Artur Futre

Personal information
- Full name: Artur Jorge Colaço Futre
- Date of birth: 29 April 1983 (age 43)
- Place of birth: Montijo, Portugal
- Height: 1.74 m (5 ft 9 in)
- Position: Attacking midfielder

Youth career
- 1992–1999: Sporting CP
- 1999–2000: Samouquense
- 2000–2002: Alverca

Senior career*
- Years: Team / Apps / (Gls)
- 2002–2005: Alverca / 29 / (4)
- 2005–2007: Benfica / 0 / (0)
- 2005–2006: → Maia (loan) / 21 / (2)
- 2006–2007: → Aves (loan) / 13 / (3)
- 2008–2011: Olímpico Montijo / 40 / (25)
- Total:  / 103 / (34)

International career
- 2003: Portugal U20 / 1 / (0)

= Artur Futre =

Portuguese footballer

Artur Jorge Colaço Futre (born 29 April 1983) is a Portuguese former footballer who played as an attacking midfielder.

==Club career==
Born in Montijo, Setúbal District, Futre spent most of his youth career at Sporting CP, joining their youth system at the age of 9. In 2003–04 he made his Primeira Liga debut, playing 30 minutes for F.C. Alverca in a 0–1 home loss against C.S. Marítimo on 22 August 2003; the Lisbon side had just returned from the Segunda Liga, and would be immediately relegated at the end of the season.

Futre was bought by S.L. Benfica in the summer of 2005, but never played any competitive matches for the club, serving two loans in the process, the first in the second tier with F.C. Maia and the second in the top flight with lowly C.D. Aves, featuring scarcely for the latter team. Subsequently, he chose to retire at only 24, going on to work as a promoter of sporting events.
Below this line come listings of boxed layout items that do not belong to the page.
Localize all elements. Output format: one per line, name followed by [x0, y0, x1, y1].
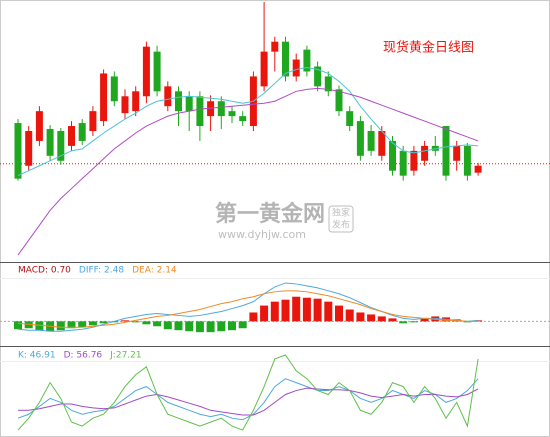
candle-body: [292, 59, 300, 77]
candle-body: [314, 66, 322, 87]
candle-body: [185, 96, 193, 112]
watermark: 第一黄金网 www.dyhjw.com 独家 发布: [215, 201, 354, 241]
indicator-line: [17, 378, 479, 421]
macd-bar: [377, 316, 386, 322]
watermark-name: 第一黄金网: [215, 201, 325, 227]
candle-body: [421, 145, 429, 161]
candle-body: [260, 51, 268, 87]
macd-bar: [270, 301, 279, 322]
macd-bar: [14, 321, 22, 330]
candle-body: [453, 145, 461, 161]
macd-bar: [153, 321, 162, 327]
macd-bar: [356, 312, 365, 322]
candle-body: [282, 41, 289, 77]
legend-label: MACD: 0.70: [18, 266, 71, 276]
legend-label: DEA: 2.14: [132, 266, 177, 276]
candle-body: [25, 131, 33, 166]
legend-label: J:27.21: [109, 351, 141, 361]
watermark-stamp: 发布: [332, 219, 350, 231]
macd-bar: [281, 299, 290, 322]
watermark-url: www.dyhjw.com: [218, 228, 306, 241]
macd-bar: [388, 318, 397, 322]
macd-bar: [88, 321, 97, 326]
candle-body: [35, 111, 43, 141]
macd-bar: [56, 321, 65, 331]
macd-bar: [185, 321, 194, 332]
stamp: [328, 205, 354, 233]
macd-bar: [249, 312, 258, 322]
candle-body: [14, 123, 22, 179]
candle-body: [410, 150, 418, 171]
candle-body: [303, 49, 311, 72]
candle-body: [474, 165, 482, 173]
candle-body: [132, 91, 140, 112]
candle-body: [463, 145, 471, 176]
candle-body: [57, 131, 65, 161]
legend-label: D: 56.76: [64, 351, 103, 361]
macd-bar: [228, 321, 236, 331]
macd-bar: [206, 321, 215, 333]
candle-body: [196, 96, 204, 127]
candle-body: [78, 123, 86, 141]
indicator-line: [18, 387, 479, 416]
candle-body: [164, 86, 172, 107]
macd-bar: [260, 305, 269, 322]
macd-bar: [174, 321, 183, 331]
macd-bar: [409, 321, 418, 323]
candle-body: [68, 126, 75, 146]
macd-bar: [195, 321, 204, 333]
candle-body: [442, 126, 450, 176]
macd-bar: [217, 321, 226, 332]
candle-body: [335, 89, 343, 112]
watermark-stamp: 独家: [332, 207, 350, 219]
candle-body: [217, 101, 225, 117]
macd-bar: [367, 314, 376, 322]
candle-body: [389, 140, 396, 171]
candle-body: [378, 131, 386, 156]
indicator-line: [17, 87, 479, 256]
candle-body: [356, 121, 364, 156]
macd-bar: [345, 309, 354, 322]
macd-bar: [420, 318, 429, 322]
candle-body: [367, 131, 375, 151]
candle-body: [346, 111, 354, 127]
macd-bar: [292, 296, 301, 322]
candle-body: [239, 116, 247, 122]
macd-bar: [78, 321, 87, 328]
macd-bar: [67, 321, 76, 329]
candle-body: [142, 46, 150, 97]
macd-bar: [399, 321, 408, 324]
candle-body: [121, 96, 129, 114]
chart-title: 现货黄金日线图: [383, 40, 474, 56]
legend-label: DIFF: 2.48: [79, 266, 124, 276]
macd-bar: [121, 320, 129, 322]
candle-body: [100, 73, 108, 122]
candle-body: [399, 150, 407, 176]
macd-bar: [163, 321, 172, 330]
macd-bar: [324, 301, 333, 322]
candle-body: [228, 111, 236, 117]
macd-bar: [335, 305, 343, 322]
candle-body: [46, 129, 54, 156]
candle-body: [324, 76, 332, 92]
legend-label: K: 46.91: [18, 351, 56, 361]
macd-bar: [238, 321, 247, 329]
indicator-line: [17, 290, 479, 328]
macd-bar: [313, 298, 322, 322]
macd-bar: [142, 321, 151, 325]
indicator-line: [17, 354, 479, 431]
candle-body: [153, 51, 161, 92]
macd-bar: [131, 321, 140, 323]
macd-bar: [99, 321, 108, 324]
candle-body: [175, 91, 182, 112]
candle-body: [110, 76, 118, 102]
candle-body: [271, 41, 279, 52]
macd-bar: [302, 297, 311, 322]
candle-body: [89, 111, 97, 132]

Futre returned to active in 2008–09 after one year away from the game, moving to local Clube Olímpico do Montijo in the regional championships. Three years later, he retired for good.

==Personal life==
Futre's uncle, Paulo, also came through Sporting's youth academy, going on to have a professional career, playing for FC Porto and Atlético Madrid as the most notable clubs.